Building your own keyboard (from scratch)

Another interest of mine are computer keyboards. I’ve acquired this interest relatively recently, and have spent many hours since perusing /r/MechanicalKeyboards:

/u/aaron6301
/u/fathovercats

Aren’t these beautiful? They come in all sorts of colors, sizes, lights, layouts, switches, and price. And as a tool that I use everyday, it was easy for me to justify my purchases :)


At the high end, these keyboards are often custom designed and hand assembled: CNC’d aluminum plates, RGB underglow, custom PCB/firmware, etc.

http://www.gonskeyboardworks.com/

Building one?

As I found out from the /r/MechanicalKeyboard community, there are a lot of members who built their own, and has contributed a lot of their work back to the open source community; from hardware design (e.g. GH60) to software/firmware (e.g.
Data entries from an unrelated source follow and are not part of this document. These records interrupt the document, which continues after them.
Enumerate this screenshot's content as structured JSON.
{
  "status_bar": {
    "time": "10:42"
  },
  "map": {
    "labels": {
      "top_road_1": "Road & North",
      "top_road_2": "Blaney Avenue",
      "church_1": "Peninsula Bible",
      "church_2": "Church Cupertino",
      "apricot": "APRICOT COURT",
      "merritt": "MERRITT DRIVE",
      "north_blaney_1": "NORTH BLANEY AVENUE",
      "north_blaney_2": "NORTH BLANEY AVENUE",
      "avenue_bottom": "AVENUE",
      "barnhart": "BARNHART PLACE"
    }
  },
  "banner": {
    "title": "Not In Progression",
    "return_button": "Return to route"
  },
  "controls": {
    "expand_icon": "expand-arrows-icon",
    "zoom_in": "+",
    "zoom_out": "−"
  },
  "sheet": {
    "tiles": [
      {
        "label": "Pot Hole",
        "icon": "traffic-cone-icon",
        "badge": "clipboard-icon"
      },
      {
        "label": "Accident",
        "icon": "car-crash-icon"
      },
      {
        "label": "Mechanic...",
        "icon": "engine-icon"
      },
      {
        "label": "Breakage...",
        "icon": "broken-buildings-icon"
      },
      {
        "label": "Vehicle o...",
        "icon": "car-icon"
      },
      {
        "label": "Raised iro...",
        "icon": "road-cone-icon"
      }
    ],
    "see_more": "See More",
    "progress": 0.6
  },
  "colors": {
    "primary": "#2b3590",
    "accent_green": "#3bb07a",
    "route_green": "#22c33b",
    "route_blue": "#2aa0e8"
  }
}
TMK/QMK).

Ever since building my Lego BLE controller, I’ve wanted to take on a more advanced project, and this seemed like the perfect one!

Hardware

A keyboard’s hardware is pretty simple: it’s just a bunch of buttons! The challenge lies in that a typical keyboard has about a 100 keys/buttons; most microcontrollers don’t have that many input pins, and it would be a waste to use them all simply to read buttons. The trick is to use a keyboard matrix (e.g. 5 rows x 15 columns) and quickly cycle through each row/column, allowing you to use 2n pins only for a n x n matrix. You can read more about how that works in this excellent article.

Note the 5 way tactile switch I added. It functions as arrow keys or a mouse!
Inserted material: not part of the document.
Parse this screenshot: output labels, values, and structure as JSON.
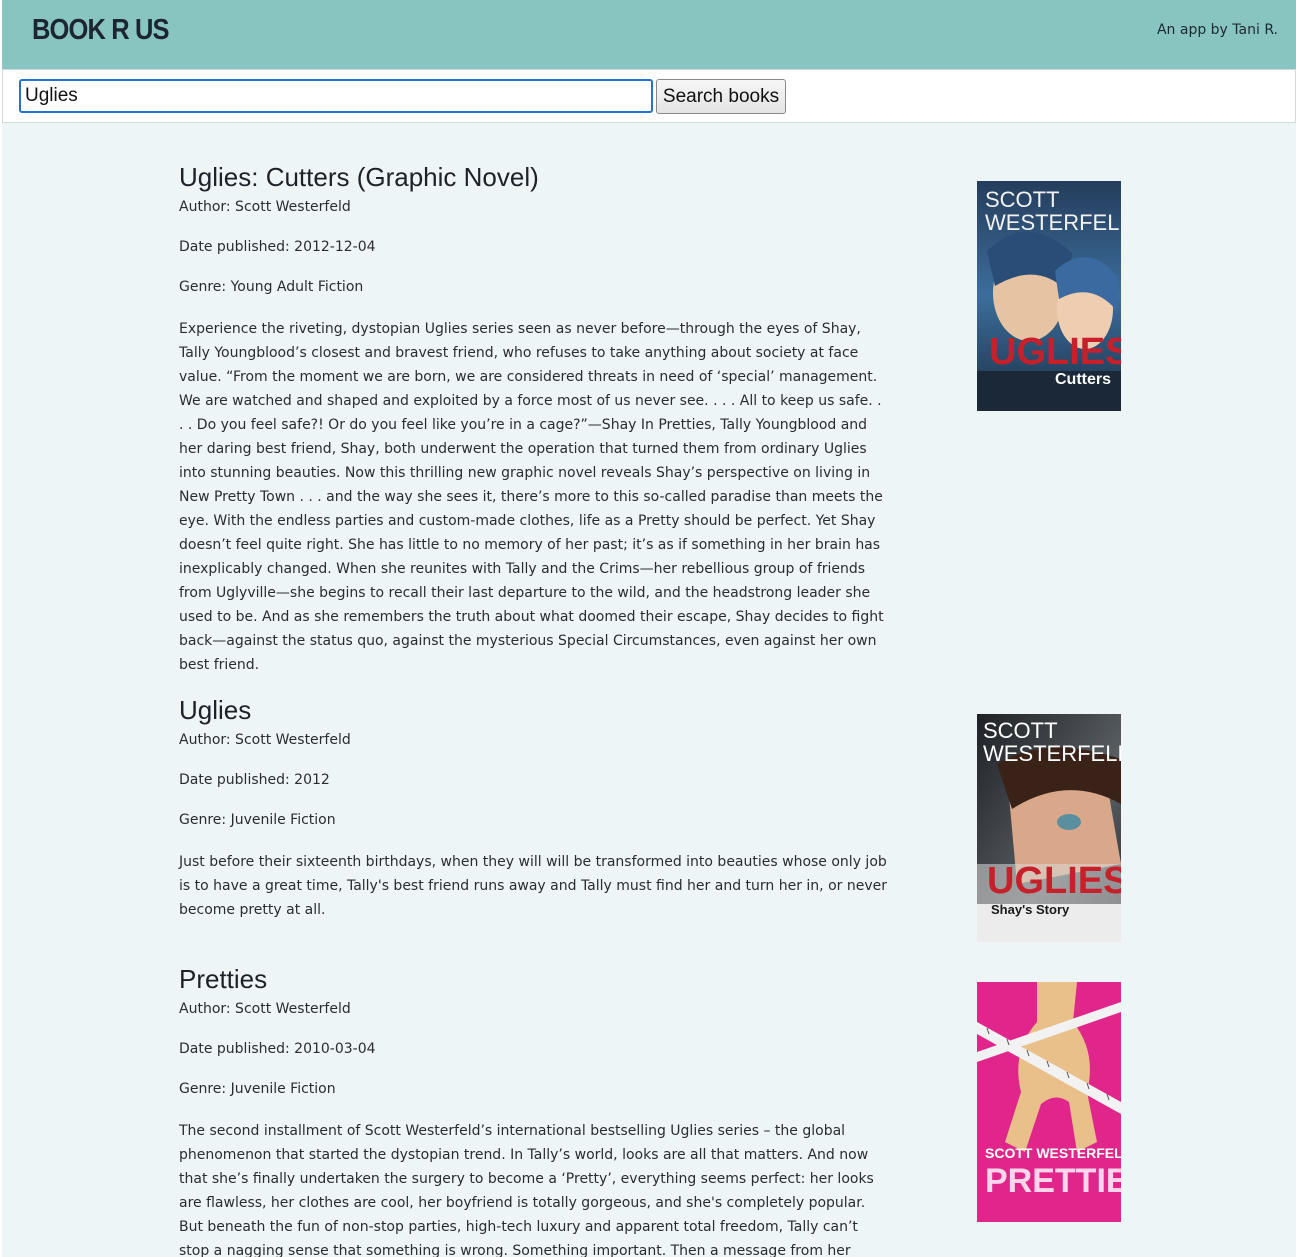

For the microcontroller, I chose the popular atmega32u4. It’s got USB support and is also used in the Arduino Pro Micro. The firmware which we will be using later also supports it. The only work that needs to be done is to map our row and column buttons to the microcontroller’s GPIO pins:

I took the Arduino Pro Micro schematic, removed the 5V regulator and Tx/RX LEDs, and mapped the GPIO pins

Once we have our schematic, now begins the fun part of routing the PCB. In my previous project, I simply used the autoroute feature and let the algorithms do their job. In this design, there were simply too many connections to use that feature, and I wanted a nice clean design (and also throwing in some nice PCB artwork along the way).
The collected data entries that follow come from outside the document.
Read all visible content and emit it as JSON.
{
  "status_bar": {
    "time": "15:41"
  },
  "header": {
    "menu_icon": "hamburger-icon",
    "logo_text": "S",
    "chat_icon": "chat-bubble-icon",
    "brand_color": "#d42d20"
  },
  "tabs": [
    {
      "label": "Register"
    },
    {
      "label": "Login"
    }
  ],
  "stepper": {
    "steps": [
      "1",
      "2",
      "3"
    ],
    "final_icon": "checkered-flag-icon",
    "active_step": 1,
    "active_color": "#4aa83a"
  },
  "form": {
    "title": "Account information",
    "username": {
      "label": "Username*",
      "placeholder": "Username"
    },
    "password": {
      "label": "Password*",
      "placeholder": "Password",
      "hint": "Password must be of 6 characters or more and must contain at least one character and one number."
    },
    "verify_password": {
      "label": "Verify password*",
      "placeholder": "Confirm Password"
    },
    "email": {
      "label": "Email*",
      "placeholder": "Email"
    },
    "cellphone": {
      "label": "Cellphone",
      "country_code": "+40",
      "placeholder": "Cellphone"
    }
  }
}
Top Layer: Red, Bottom Layer: Blue, Silkscreen: Yellow

I sent in this design to Seeed studio and got it made; I chose a black PCB with white silkscreen. In 2 weeks they showed up:

Nice and shiny :) Though I wished they had an option for a matte black PCB

Software

Luckily for me, there’s already a great open source keyboard firmware project out there, TMK! It already supports a bunch of keyboards and has great documentation on how to customize and compile a build for your own design. The only thing I needed to do was to configure the GPIO pins to the right row and columns and define the keymap, for example:

const uint8_t PROGMEM keymaps[][MATRIX_ROWS][MATRIX_COLS] = {
/* 0: Qwerty
* ,-----------------------------------------------------------.
* |Esc| 1| 2| 3| 4| 5| 6| 7| 8| 9| 0| -| =| \| `|
* |-----------------------------------------------------------|
* |Tab | Q| W| E| R| T| Y| U| I| O| P| [| ]|Backs|
* |-----------------------------------------------------------|
* |Contro| A| S| D| F| G| H| J| K| L|Fn1| '|Enter |
* |-----------------------------------------------------------|
* |Shift | Z| X| C| V| B| N| M| ,| .| /|Shift |Fn0|
* `-----------------------------------------------------------'
* |Gui|Alt |Space |Alt |Fn2|
* `-------------------------------------------'
*/
KEYMAP(ESC, 1, 2, 3, 4, 5, 6, 7, 8, 9, 0, MINS,EQL, BSLS,GRV, \
TAB, Q, W, E, R, T, Y, U, I, O, P, LBRC,RBRC,BSPC, \
LCTL,A, S, D, F, G, H, J, K, L, FN1, QUOT,ENT, \
LSFT,Z, X, C, V, B, N, M, COMM,DOT, SLSH,RSFT,FN0, \
LGUI,LALT, SPC, RALT,FN2),

Putting it all together

Piccolo for scale :)

After soldering all of the components and compiling the firmware, I flashed the firmware onto the board over USB using dfu-programmer. To my surprise, everything worked on first try! Typing on it was a lot of fun (for about 2 minutes) and I was pretty happy with the results. Though I probably won’t be using this as my daily driver, I definitely learned a lot about PCB design and embedded development.